Formation et emplois
20:17 4 août 2015 | mise à jour le: 14 juin 2021 à 14:55 Temps de lecture: 3 minutes

Adjointe à la direction, le bras droit des gestionnaires

Adjointe à la direction, le bras droit des gestionnaires
Photo: MétroMultitasking character secretary.

La pénurie de main-d’œuvre qualifiée assure aux diplômées du programme Techniques de bureautique un emploi et un salaire intéressants.

Les adjointes à la direction, adjointes administratives et techniciennes en coordination du travail de bureau ne sont pas que des exécutantes. Au contraire! Elles sont souvent les bras droits des gestionnaires à la tête des entreprises. Rien à voir avec les secrétaires d’autrefois. Le métier a beaucoup évolué au fil des années. Les nouvelles technologies permettent aux patrons d’être plus autonomes, ne serait-ce que dans l’écriture et l’envoi de courriels. L’indépendance de ces derniers fait en sorte que les tâches des adjointes sont plus riches qu’avant. «Nous formons les élèves de façon à ce qu’elles ne soient pas que de simples exécutantes qui tapent à l’ordinateur toute la journée sans prendre de décisions», affirme Valérie Cousinard, coordonnatrice du Département de techniques de bureautique au Cégep André-Laurendeau.

Ce programme de trois ans n’est pas contingenté. Il comprend deux stages afin de faciliter l’intégration au marché du travail. «Chaque fois, les employeurs n’en reviennent pas du niveau de ces filles-là», soutient Mme Cousinard, qui mentionne que l’image de ce métier n’est pas encore à la hauteur de tout ce que les étudiantes peuvent faire.
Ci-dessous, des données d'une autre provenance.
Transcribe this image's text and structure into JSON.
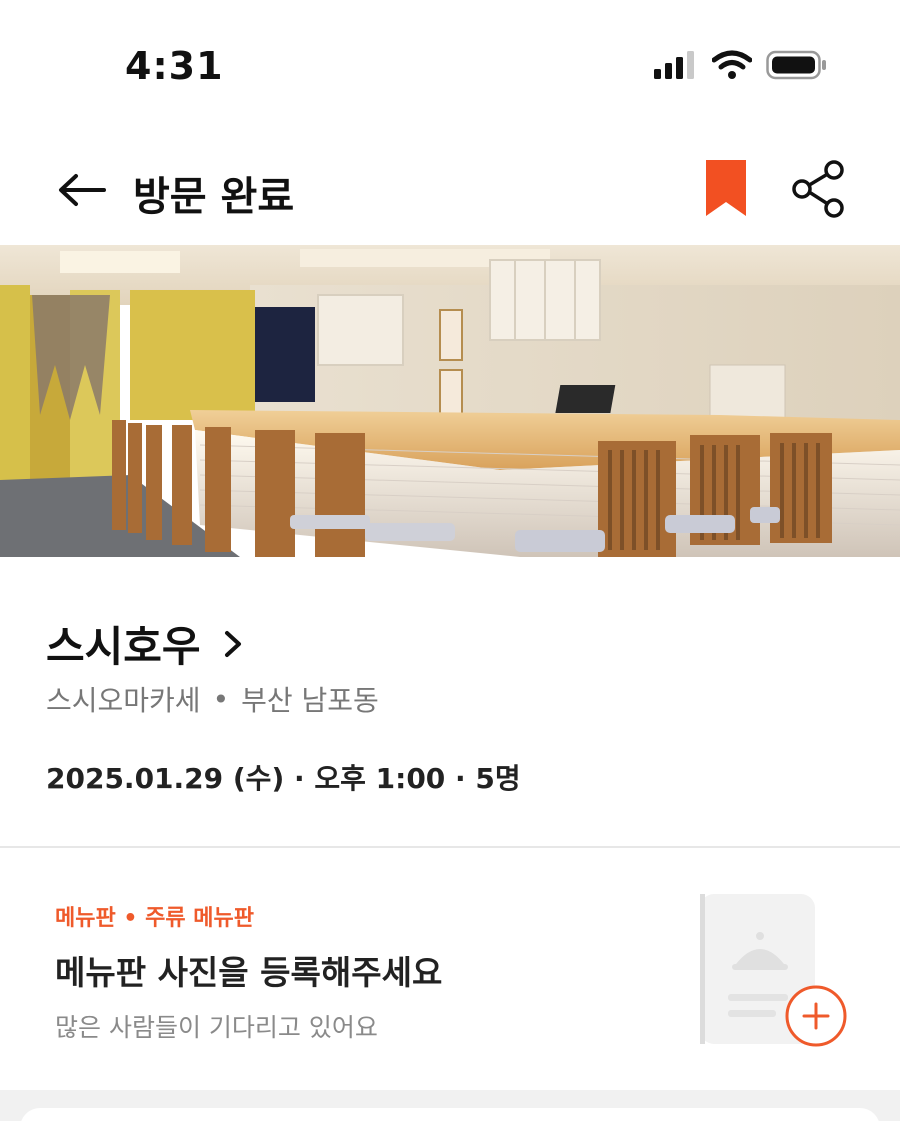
{
  "status_bar": {
    "time": "4:31",
    "icons": [
      "signal-icon",
      "wifi-icon",
      "battery-icon"
    ]
  },
  "header": {
    "title": "방문 완료",
    "back_icon": "back-arrow-icon",
    "bookmark_icon": "bookmark-icon",
    "share_icon": "share-icon",
    "bookmark_color": "#F25022"
  },
  "hero_image": "restaurant-interior-photo",
  "restaurant": {
    "name": "스시호우",
    "category": "스시오마카세",
    "separator": "•",
    "location": "부산 남포동",
    "visit": "2025.01.29 (수) · 오후 1:00 · 5명"
  },
  "menu_card": {
    "category": "메뉴판 • 주류 메뉴판",
    "title": "메뉴판 사진을 등록해주세요",
    "subtitle": "많은 사람들이 기다리고 있어요",
    "add_icon": "plus-circle-icon",
    "accent_color": "#EF5A2B"
  }
}
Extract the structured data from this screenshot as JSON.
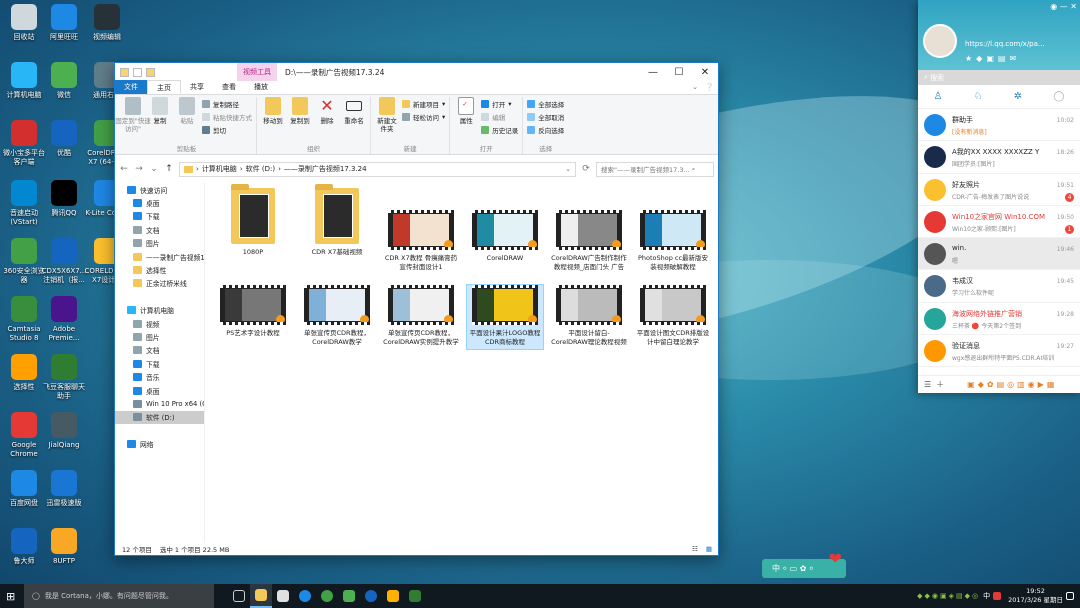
{
  "desktop_icons": [
    {
      "label": "回收站",
      "color": "#cfd8dc"
    },
    {
      "label": "阿里旺旺",
      "color": "#1e88e5"
    },
    {
      "label": "视频编辑",
      "color": "#263238"
    },
    {
      "label": "计算机电脑",
      "color": "#29b6f6"
    },
    {
      "label": "微信",
      "color": "#4caf50"
    },
    {
      "label": "通用右下",
      "color": "#607d8b"
    },
    {
      "label": "微小宝多平台客户端",
      "color": "#d32f2f"
    },
    {
      "label": "优酷",
      "color": "#1565c0"
    },
    {
      "label": "CorelDRAW X7 (64-Bit)",
      "color": "#43a047"
    },
    {
      "label": "音速启动(VStart)",
      "color": "#0288d1"
    },
    {
      "label": "腾讯QQ",
      "color": "#000"
    },
    {
      "label": "K-Lite Codec",
      "color": "#1e88e5"
    },
    {
      "label": "360安全浏览器",
      "color": "#43a047"
    },
    {
      "label": "CDX5X6X7...注销机（报...",
      "color": "#1565c0"
    },
    {
      "label": "CORELDRAW X7设计...",
      "color": "#fbc02d"
    },
    {
      "label": "Camtasia Studio 8",
      "color": "#388e3c"
    },
    {
      "label": "Adobe Premie...",
      "color": "#4a148c"
    },
    {
      "label": "选择性",
      "color": "#ffa000"
    },
    {
      "label": "飞豆客服聊天助手",
      "color": "#2e7d32"
    },
    {
      "label": "Google Chrome",
      "color": "#e53935"
    },
    {
      "label": "JialQiang",
      "color": "#455a64"
    },
    {
      "label": "百度网盘",
      "color": "#1e88e5"
    },
    {
      "label": "迅雷极速版",
      "color": "#1976d2"
    },
    {
      "label": "鲁大师",
      "color": "#1565c0"
    },
    {
      "label": "8UFTP",
      "color": "#f9a825"
    }
  ],
  "explorer": {
    "quick_access_toolbar": "",
    "context_tab": "视频工具",
    "title": "D:\\——录制广告视频17.3.24",
    "buttons": {
      "minimize": "—",
      "maximize": "☐",
      "close": "✕"
    },
    "tabs": [
      "文件",
      "主页",
      "共享",
      "查看",
      "播放"
    ],
    "ribbon": {
      "clipboard": {
        "name": "剪贴板",
        "pin": "固定到\"快速访问\"",
        "copy": "复制",
        "paste": "粘贴",
        "cut": "剪切",
        "copy_path": "复制路径",
        "paste_shortcut": "粘贴快捷方式"
      },
      "organize": {
        "name": "组织",
        "move_to": "移动到",
        "copy_to": "复制到",
        "delete": "删除",
        "rename": "重命名"
      },
      "new": {
        "name": "新建",
        "new_folder": "新建文件夹",
        "new_item": "新建项目",
        "easy_access": "轻松访问"
      },
      "open": {
        "name": "打开",
        "properties": "属性",
        "open": "打开",
        "edit": "编辑",
        "history": "历史记录"
      },
      "select": {
        "name": "选择",
        "select_all": "全部选择",
        "select_none": "全部取消",
        "invert": "反向选择"
      }
    },
    "address_path": [
      "计算机电脑",
      "软件 (D:)",
      "——录制广告视频17.3.24"
    ],
    "search_placeholder": "搜索\"——录制广告视频17.3...",
    "nav": [
      {
        "label": "快速访问",
        "icon": "star",
        "color": "#1e88e5",
        "indent": 0
      },
      {
        "label": "桌面",
        "icon": "desktop",
        "color": "#1e88e5",
        "indent": 1
      },
      {
        "label": "下载",
        "icon": "download",
        "color": "#1e88e5",
        "indent": 1
      },
      {
        "label": "文档",
        "icon": "doc",
        "color": "#90a4ae",
        "indent": 1
      },
      {
        "label": "图片",
        "icon": "pic",
        "color": "#90a4ae",
        "indent": 1
      },
      {
        "label": "——录制广告视频1",
        "icon": "folder",
        "color": "#f3c85b",
        "indent": 1
      },
      {
        "label": "选择性",
        "icon": "folder",
        "color": "#f3c85b",
        "indent": 1
      },
      {
        "label": "正余过桥米线",
        "icon": "folder",
        "color": "#f3c85b",
        "indent": 1
      },
      {
        "label": "",
        "icon": "",
        "color": "",
        "indent": 0
      },
      {
        "label": "计算机电脑",
        "icon": "pc",
        "color": "#29b6f6",
        "indent": 0
      },
      {
        "label": "视频",
        "icon": "video",
        "color": "#90a4ae",
        "indent": 1
      },
      {
        "label": "图片",
        "icon": "pic",
        "color": "#90a4ae",
        "indent": 1
      },
      {
        "label": "文档",
        "icon": "doc",
        "color": "#90a4ae",
        "indent": 1
      },
      {
        "label": "下载",
        "icon": "download",
        "color": "#1e88e5",
        "indent": 1
      },
      {
        "label": "音乐",
        "icon": "music",
        "color": "#1e88e5",
        "indent": 1
      },
      {
        "label": "桌面",
        "icon": "desktop",
        "color": "#1e88e5",
        "indent": 1
      },
      {
        "label": "Win 10 Pro x64 (C",
        "icon": "drive",
        "color": "#78909c",
        "indent": 1
      },
      {
        "label": "软件 (D:)",
        "icon": "drive",
        "color": "#78909c",
        "indent": 1,
        "selected": true
      },
      {
        "label": "",
        "icon": "",
        "color": "",
        "indent": 0
      },
      {
        "label": "网络",
        "icon": "network",
        "color": "#1e88e5",
        "indent": 0
      }
    ],
    "files": [
      {
        "name": "1080P",
        "type": "folder"
      },
      {
        "name": "CDR X7基础视频",
        "type": "folder"
      },
      {
        "name": "CDR X7教程 骨痍痛膏药宣传封面设计1",
        "type": "video",
        "c1": "#c0392b",
        "c2": "#f3e2d0"
      },
      {
        "name": "CorelDRAW",
        "type": "video",
        "c1": "#1f8ca3",
        "c2": "#e3f2f5"
      },
      {
        "name": "CorelDRAW广告制作制作教程视频_店面门头 广告",
        "type": "video",
        "c1": "#eeeeee",
        "c2": "#888"
      },
      {
        "name": "PhotoShop cc最新版安装视频破解教程",
        "type": "video",
        "c1": "#1b7fb5",
        "c2": "#cfe8f5"
      },
      {
        "name": "PS艺术字设计教程",
        "type": "video",
        "c1": "#3a3a3a",
        "c2": "#777"
      },
      {
        "name": "单张宣传页CDR教程，CorelDRAW教学",
        "type": "video",
        "c1": "#7fb0d8",
        "c2": "#e8eef5"
      },
      {
        "name": "单张宣传页CDR教程，CorelDRAW实例提升教学",
        "type": "video",
        "c1": "#9dbfd8",
        "c2": "#f0f0f0"
      },
      {
        "name": "平面设计果汁LOGO教程 CDR商标教程",
        "type": "video",
        "c1": "#2e4a1f",
        "c2": "#f0c419",
        "selected": true
      },
      {
        "name": "平面设计留白-CorelDRAW理论教程视频",
        "type": "video",
        "c1": "#ddd",
        "c2": "#bbb"
      },
      {
        "name": "平面设计图文CDR排版设计中留白理论教学",
        "type": "video",
        "c1": "#e0e0e0",
        "c2": "#c8c8c8"
      }
    ],
    "status": {
      "count": "12 个项目",
      "selection": "选中 1 个项目  22.5 MB"
    }
  },
  "qq": {
    "url": "https://l.qq.com/x/pa...",
    "search": "搜索",
    "chats": [
      {
        "name": "群助手",
        "msg": "[没有新消息]",
        "time": "10:02",
        "color": "#1e88e5",
        "red": false,
        "msgred": true
      },
      {
        "name": "A我的XX XXXX  XXXXZZ Y",
        "msg": "国团学员:[图片]",
        "time": "18:26",
        "color": "#1a2a4a",
        "red": false
      },
      {
        "name": "好友照片",
        "msg": "CDR-广告-梅发表了图片说说",
        "time": "19:51",
        "color": "#fbc02d",
        "badge": "4"
      },
      {
        "name": "Win10之家官网   Win10.COM",
        "msg": "Win10之家-顾熙:[图片]",
        "time": "19:50",
        "color": "#e53935",
        "badge": "1",
        "red": true
      },
      {
        "name": "win.",
        "msg": "嗯",
        "time": "19:46",
        "color": "#555",
        "hl": true
      },
      {
        "name": "韦成汉",
        "msg": "学习什么软件呢",
        "time": "19:45",
        "color": "#4a6a8a"
      },
      {
        "name": "海波网络外链推广营销",
        "msg": "三杯茶 🔴 今天第2个签到",
        "time": "19:28",
        "color": "#26a69a",
        "red": true
      },
      {
        "name": "验证消息",
        "msg": "wgx感退出群所特平面PS.CDR.AI培训",
        "time": "19:27",
        "color": "#ff9800"
      }
    ]
  },
  "taskbar": {
    "search": "我是 Cortana，小娜。有问题尽管问我。",
    "ime": "中",
    "time": "19:52",
    "date": "2017/3/26 星期日"
  },
  "imebar": {
    "label": "中 ⸰ ▭ ✿ ⸰"
  }
}
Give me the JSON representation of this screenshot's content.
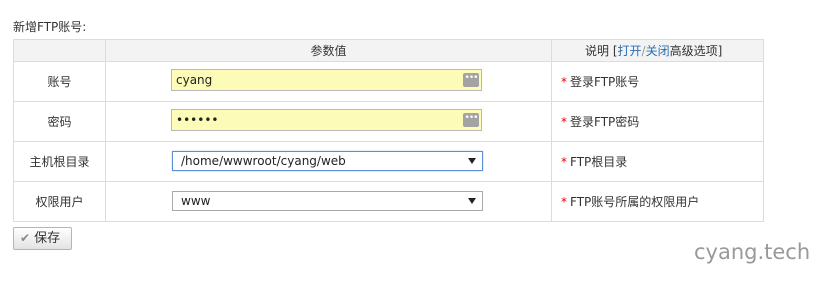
{
  "form": {
    "title": "新增FTP账号:"
  },
  "table": {
    "headers": {
      "name": "",
      "value": "参数值",
      "desc_prefix": "说明 [",
      "toggle_open": "打开",
      "separator": "/",
      "toggle_close": "关闭",
      "advanced": "高级选项",
      "desc_suffix": "]"
    },
    "rows": [
      {
        "label": "账号",
        "value": "cyang",
        "required_mark": "*",
        "desc": "登录FTP账号"
      },
      {
        "label": "密码",
        "value": "••••••",
        "required_mark": "*",
        "desc": "登录FTP密码"
      },
      {
        "label": "主机根目录",
        "value": "/home/wwwroot/cyang/web",
        "required_mark": "*",
        "desc": "FTP根目录"
      },
      {
        "label": "权限用户",
        "value": "www",
        "required_mark": "*",
        "desc": "FTP账号所属的权限用户"
      }
    ]
  },
  "actions": {
    "save_label": "保存",
    "check_glyph": "✔"
  },
  "icons": {
    "password_manager_glyph": "•••"
  },
  "watermark": "cyang.tech",
  "colors": {
    "input_bg": "#fcfcb8",
    "required": "#e00000",
    "header_bg": "#f3f3f3",
    "focus_border": "#5b8fd8"
  }
}
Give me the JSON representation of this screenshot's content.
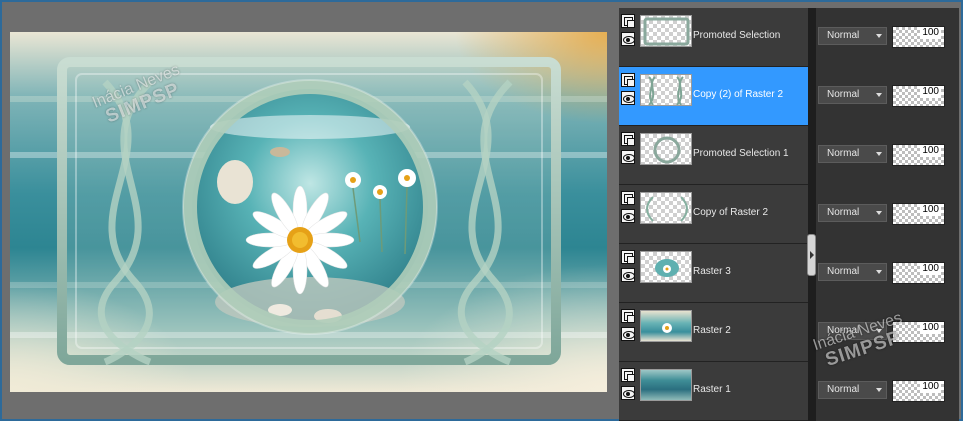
{
  "watermark": {
    "line1": "Inácia Neves",
    "line2": "SIMPSP"
  },
  "colors": {
    "selected": "#3399ff",
    "panel": "#3b3b3b",
    "background": "#2d6a9a"
  },
  "layers": [
    {
      "name": "Promoted Selection",
      "blend": "Normal",
      "opacity": "100",
      "selected": false,
      "thumb": "frame"
    },
    {
      "name": "Copy (2) of Raster 2",
      "blend": "Normal",
      "opacity": "100",
      "selected": true,
      "thumb": "twists"
    },
    {
      "name": "Promoted Selection 1",
      "blend": "Normal",
      "opacity": "100",
      "selected": false,
      "thumb": "ring"
    },
    {
      "name": "Copy of Raster 2",
      "blend": "Normal",
      "opacity": "100",
      "selected": false,
      "thumb": "arcs"
    },
    {
      "name": "Raster 3",
      "blend": "Normal",
      "opacity": "100",
      "selected": false,
      "thumb": "daisy"
    },
    {
      "name": "Raster 2",
      "blend": "Normal",
      "opacity": "100",
      "selected": false,
      "thumb": "scene"
    },
    {
      "name": "Raster 1",
      "blend": "Normal",
      "opacity": "100",
      "selected": false,
      "thumb": "gradient"
    }
  ],
  "icons": {
    "link": "layer-link-icon",
    "visibility": "eye-icon",
    "dropdown": "chevron-down-icon"
  }
}
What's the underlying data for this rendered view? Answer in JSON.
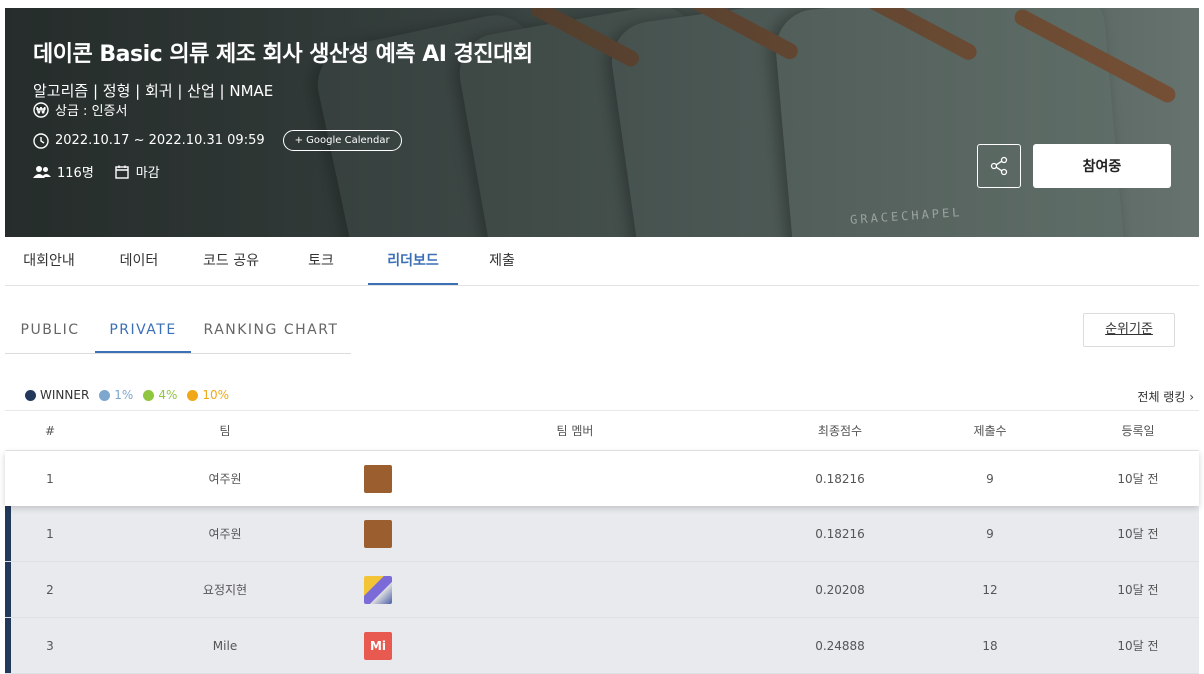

Les opportunités de carrière sont nombreuses pour les diplômées, qui peuvent travailler en entreprise, dans les cabinets comptables, la fonction publique, les écoles, les entreprises manufacturières, etc.

Faits saillants

  • Salaire initial moyen : 42 056$ par année
  • Sur l’île de Montréal, le Cégep André-Laurendeau est le seul établissement à offrir la spécialisation en coordination du travail de bureau.

Bien plus qu’une secrétaire

Karine GuertinCV

  • Karine Guertin, technicienne en coordination du travail de bureau
  • Formation : Techniques de bureautique, Cégep André-Laurendeau, 2010 à 2014
  • Employeur au moment de l’entrevue : Université de Montréal
  • Dans la profession depuis : 2014

Pourquoi avez-vous choisi cette profession?
Après avoir étudié en sciences humaines au cégep et travaillé en assurances, j’ai réorienté ma carrière. La technique en bureautique répondait à mon intérêt pour les tâches administratives, mon sens de l’organisation et mon amour de la langue française.

Quelles sont les principales tâches d’une technicienne en coordination du travail de bureau?
Je fournis du soutien aux professeurs dans la mise en page de leurs documents, que ce soient des plans de cours ou autres. Récemment, j’ai participé à l’organisation d’un colloque de 600 étudiants pour lequel j’ai produit divers documents.

Quelles qualités doit posséder une technicienne en coordination du travail de bureau?
La polyvalence et le sens de l’organisation, parce que notre travail nous amène à toucher à différentes tâches connexes.

Quels aspects du travail préférez-vous?
Comme j’aime beaucoup le français et que je suis très minutieuse, j’aime qu’on se réfère à moi pour corriger des documents et des courriels.

Quelles sont les difficultés liées à votre travail?
La gestion du stress. Ce n’est pas toujours facile de rester calme et reposée lorsque j’ai plusieurs tâches à exécuter en même temps.

Quels conseils donneriez-vous à quelqu’un qui veut devenir technicien en coordination du travail de bureau?
Faire les efforts nécessaires pour exceller en français, car, c’est un point sur lequel les employeurs sont très pointilleux.